How to scrape iframe content using cURL

ven picture ven · Dec 7, 2011 · Viewed 19.7k times · Source

Goal: I want to scrape the word "Paris" inside an iframe using cURL.

Say you have a simple page containing an iframe:

<html>
<head>
<title>Curl into this page</title>
</head>
<body>

<iframe src="france.html" title="test" name="test">

</body>
</html>

The iframe page:

<html>
<head>
<title>France</title>
</head>
<body>

<p>The Capital of France is: Paris</p>

</body>
</html>

My cURL script:

<?php>

// 1. initialize

$ch = curl_init();

// 2. The URL containing the iframe

$url = "http://localhost/test/index.html";

// 3. set the options, including the url

curl_setopt($ch, CURLOPT_URL, $url);
curl_setopt($ch, CURLOPT_HEADER, 0);
curl_setopt($ch, CURLOPT_RETURNTRANSFER, true);
curl_setopt($ch, CURLOPT_TIMEOUT, 2);
curl_setopt($ch, CURLOPT_MAXREDIRS, 10);
curl_setopt($ch, CURLOPT_FOLLOWLOCATION, true);

// 4. execute and fetch the resulting HTML output by putting into $output

$output = curl_exec($ch);

// 5. free up the curl handle

curl_close($ch);

// 6. Scrape for a single string/word ("Paris") 
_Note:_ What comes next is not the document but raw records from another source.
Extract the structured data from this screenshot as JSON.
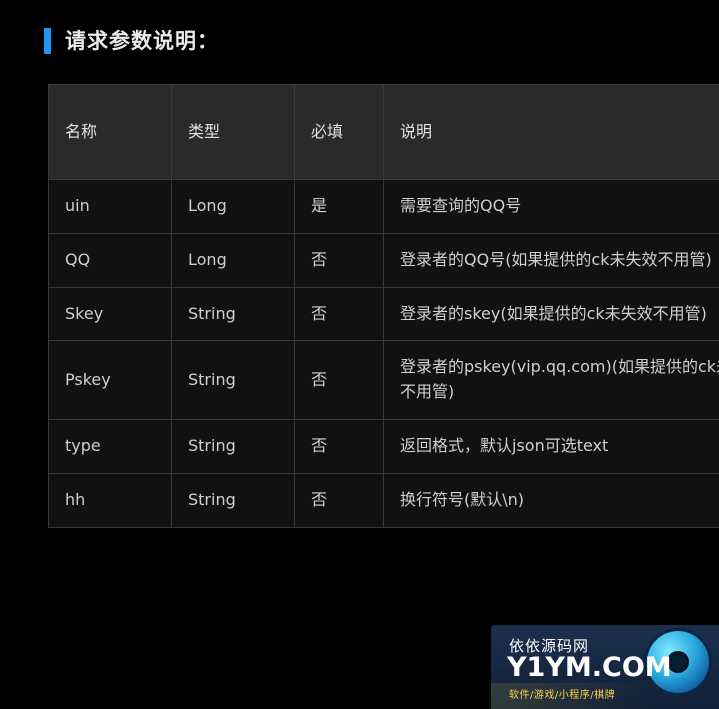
{
  "heading": {
    "title": "请求参数说明："
  },
  "table": {
    "headers": [
      "名称",
      "类型",
      "必填",
      "说明"
    ],
    "rows": [
      {
        "name": "uin",
        "type": "Long",
        "required": "是",
        "desc": "需要查询的QQ号"
      },
      {
        "name": "QQ",
        "type": "Long",
        "required": "否",
        "desc": "登录者的QQ号(如果提供的ck未失效不用管)"
      },
      {
        "name": "Skey",
        "type": "String",
        "required": "否",
        "desc": "登录者的skey(如果提供的ck未失效不用管)"
      },
      {
        "name": "Pskey",
        "type": "String",
        "required": "否",
        "desc": "登录者的pskey(vip.qq.com)(如果提供的ck未失效不用管)"
      },
      {
        "name": "type",
        "type": "String",
        "required": "否",
        "desc": "返回格式，默认json可选text"
      },
      {
        "name": "hh",
        "type": "String",
        "required": "否",
        "desc": "换行符号(默认\\n)"
      }
    ]
  },
  "watermark": {
    "line1": "依依源码网",
    "line2": "Y1YM.COM",
    "line3": "软件/游戏/小程序/棋牌"
  },
  "colors": {
    "accent": "#2196f3",
    "background": "#000000",
    "table_header_bg": "#2a2a2a",
    "table_body_bg": "#111111",
    "border": "#3a3a3a",
    "text": "#cfcfcf"
  }
}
preg_match("'The Capital of France is:(.*?). </p>'si", $output, $match);
if($match) 

// 7. Display the scraped string 

echo "The Capital of France is: ".$match[1];

?>

Result = nothing!

Can someone help me find out the capital of France?! ;)

I need example of:

  1. parsing/grabbing the iframe url
  2. curling the url (as I've done with the index.html page)
  3. parsing for the string "Paris"

Thanks!

Answer

Mike Purcell picture Mike Purcell · Dec 7, 2011

--Edit-- You could load the page contents into a string, parse the string for iframe, then load the iframe source into another string.

$wrapperPage = file_get_contents('http://localhost/test/index.html');

$pattern = '/\.*src=\".*\.html"\.*/';

$iframeSrc = preg_match($pattern, $wrapperPage, $matches);

if (!isset($matches[0])) {
    throw new Exception('No match found!');
}

$src = $matches[0];

$src = str_ireplace('"', '', $src);
$src = str_ireplace('src=', '', $src);
$src = trim($src);

$iframeContents = file_get_contents($src);

var_dump($iframeContents);

--Original--

Work on your acceptance rate (accept answers to previously answered questions).

The url you are setting the curl handler to is the file wrapping the i-frame, try setting it to the url of the iframe:

$url = "http://localhost/test/france.html";